Negli anni successivi, mentre la 250 con successive evoluzioni, da “Albatros”, era diventata “Gambalunghino” ed era arrivata ad avere 29+30 cavalli a 8000+8500 giri, si profilava la minaccia tedesca con la NSU bicilindrica, che aveva certamente più potenza e disponeva di uno squadrone di ottimi corridori, e questo ci fece pensare che l’era del glorioso monocilindrico 250 stesse per finire.

Per tentare di migliorare la nostra posizione, nel 1948, fu realizzato un bicilindrico, riprendendo un progetto di prima della guerra, per il quale era stata prevista la possibilità di montare il compressore.

Questa macchina, che però era poco più potente del monocilindrico, fece poche apparizioni, vinse un Tourist Trophy nel 1949, dopo di che fu abbandonata perché non vedevamo possibilità di ulteriori sviluppi.

 

IL TOURIST TROPHY

Nel 1950, Giorgio Parodi finalmente mi convinse ad andare al Tourist Trophy. Io non ci ero voluto andare, con sua grande meraviglia, per le ragioni che avevo già esposto. In quella prima occasione vidi, nel corso delle prove che svolgevano alle quattro della mattina perché la strada era chiusa al traffico, per la prima volta un grandissimo campione della Gilera: Geoff Duke, all’epoca sconosciuto a livello internazionale.

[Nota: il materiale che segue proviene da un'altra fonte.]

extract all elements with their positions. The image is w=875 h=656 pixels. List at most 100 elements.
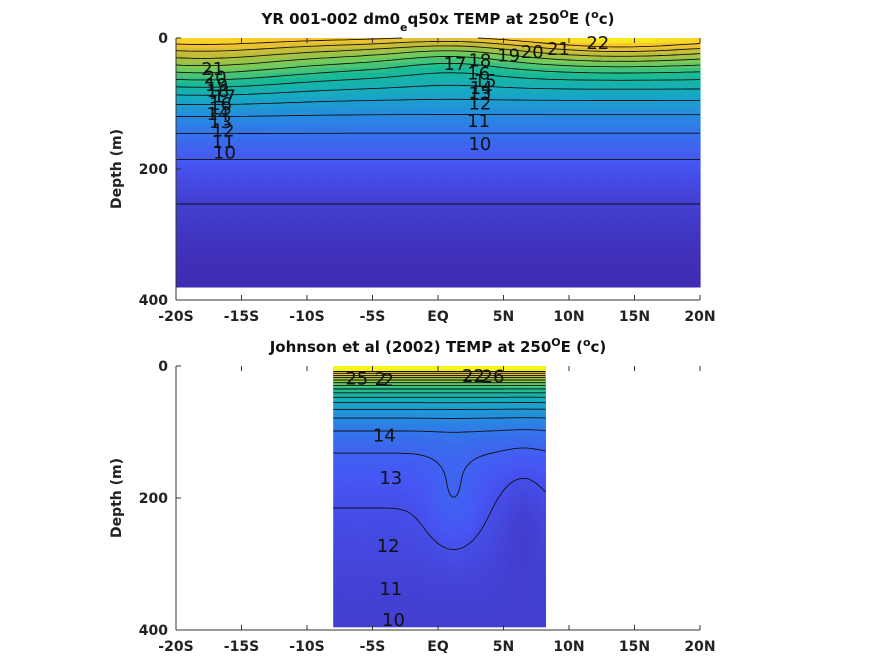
field-cell [507, 62, 518, 69]
field-cell [193, 112, 203, 119]
field-cell [343, 564, 348, 570]
field-cell [516, 242, 526, 248]
field-cell [386, 371, 391, 377]
field-cell [354, 569, 359, 576]
field-cell [621, 112, 631, 119]
field-cell [280, 252, 291, 258]
field-cell [569, 192, 579, 198]
field-cell [280, 212, 291, 218]
field-cell [280, 227, 291, 233]
field-cell [347, 538, 352, 544]
field-cell [375, 595, 380, 602]
field-cell [365, 564, 370, 570]
field-cell [446, 465, 451, 471]
field-cell [333, 496, 338, 503]
field-cell [647, 222, 657, 228]
field-cell [298, 142, 308, 149]
field-cell [656, 267, 666, 273]
field-cell [525, 112, 535, 119]
field-cell [407, 475, 412, 482]
field-cell [228, 187, 238, 193]
field-cell [525, 192, 535, 198]
field-cell [411, 212, 422, 218]
field-cell [455, 252, 465, 258]
field-cell [534, 232, 544, 238]
field-cell [490, 127, 500, 134]
field-cell [411, 538, 416, 544]
field-cell [354, 449, 359, 456]
field-cell [315, 52, 325, 59]
field-cell [429, 207, 439, 213]
field-cell [176, 137, 186, 144]
field-cell [298, 182, 308, 188]
field-cell [569, 87, 579, 94]
field-cell [446, 207, 456, 213]
field-cell [333, 465, 338, 471]
field-cell [490, 117, 500, 124]
field-cell [368, 272, 378, 278]
field-cell [472, 212, 483, 218]
field-cell [354, 616, 359, 623]
field-cell [577, 77, 587, 84]
field-cell [333, 222, 343, 228]
field-cell [336, 402, 341, 409]
field-cell [254, 202, 264, 208]
field-cell [435, 407, 440, 414]
field-cell [455, 97, 465, 104]
field-cell [354, 480, 359, 487]
field-cell [464, 564, 469, 570]
field-cell [621, 167, 631, 173]
field-cell [464, 590, 469, 596]
field-cell [336, 532, 341, 539]
field-cell [455, 232, 465, 238]
field-cell [621, 276, 631, 283]
field-cell [682, 152, 692, 159]
field-cell [379, 543, 384, 550]
field-cell [245, 262, 256, 268]
field-cell [365, 517, 370, 523]
field-cell [219, 242, 229, 248]
field-cell [516, 57, 526, 64]
field-cell [393, 600, 398, 607]
field-cell [210, 232, 221, 238]
field-cell [368, 600, 373, 607]
contour-label: 15 [474, 71, 497, 92]
field-cell [254, 212, 264, 218]
field-cell [210, 262, 221, 268]
field-cell [647, 142, 657, 149]
field-cell [219, 102, 229, 109]
field-cell [507, 281, 518, 288]
x-tick-label: 10N [553, 309, 584, 325]
field-cell [347, 480, 352, 487]
field-cell [263, 167, 273, 173]
field-cell [446, 407, 451, 414]
field-cell [411, 485, 416, 492]
field-cell [176, 177, 186, 183]
field-cell [228, 72, 238, 79]
field-cell [457, 527, 462, 534]
field-cell [435, 418, 440, 424]
field-cell [595, 167, 605, 173]
field-cell [569, 82, 579, 89]
field-cell [263, 147, 273, 154]
field-cell [393, 579, 398, 586]
field-cell [336, 381, 341, 388]
field-cell [407, 553, 412, 560]
field-cell [621, 117, 631, 124]
field-cell [368, 590, 373, 596]
field-cell [289, 62, 299, 69]
field-cell [176, 222, 186, 228]
field-cell [336, 527, 341, 534]
field-cell [411, 595, 416, 602]
field-cell [361, 600, 366, 607]
field-cell [393, 381, 398, 388]
field-cell [682, 272, 692, 278]
field-cell [481, 157, 491, 164]
field-cell [449, 433, 454, 440]
field-cell [393, 376, 398, 383]
field-cell [237, 117, 247, 124]
field-cell [621, 92, 631, 99]
field-cell [193, 237, 203, 243]
field-cell [691, 212, 701, 218]
field-cell [403, 152, 413, 159]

Va ricordato che il Tourist Trophy è un circuito ad andamento misto, con una parte bassa pianeggiante ed una salita che porta alla cima di una montagnola cui segue una discesa pericolosissima sia per la pendenza che per il fondo stradale molto ondulato con curve da percorrere a 170 km/h tra due muretti di pietra.

La prima volta che vidi Duke fu in prova, lungo quella discesa che ho descritto, e davanti a lui c’era Artie Bell, allora considerato il corridore di punta della Norton e senz’altro il più veloce della squadra Norton. Io vidi Duke seguire Bell, che stava facendo cose incredibili con quel fondo e su quel circuito, e rimasi talmente impressionato che prognosticai a Parodi che il giovane Duke, salvo incidenti, avrebbe vinto facilmente il Tourist Trophy nella 500, e che, per la nostra bicilindrica allora guidata da Foster, ottimo corridore inglese, le possibilità erano assai scarse. Infatti quella corsa fu un’esibizione spettacolosa di Duke che, partendo con il n° 57 (le partenze al Tourist Trophy erano a coppie ogni 30”), si permise di superare tutti quelli partiti davanti a lui e di arrivare, quindi, primo anche in tempo reale; e questo dopo 426 km di corsa, dando una dimostrazione chiara di capacità e potenza.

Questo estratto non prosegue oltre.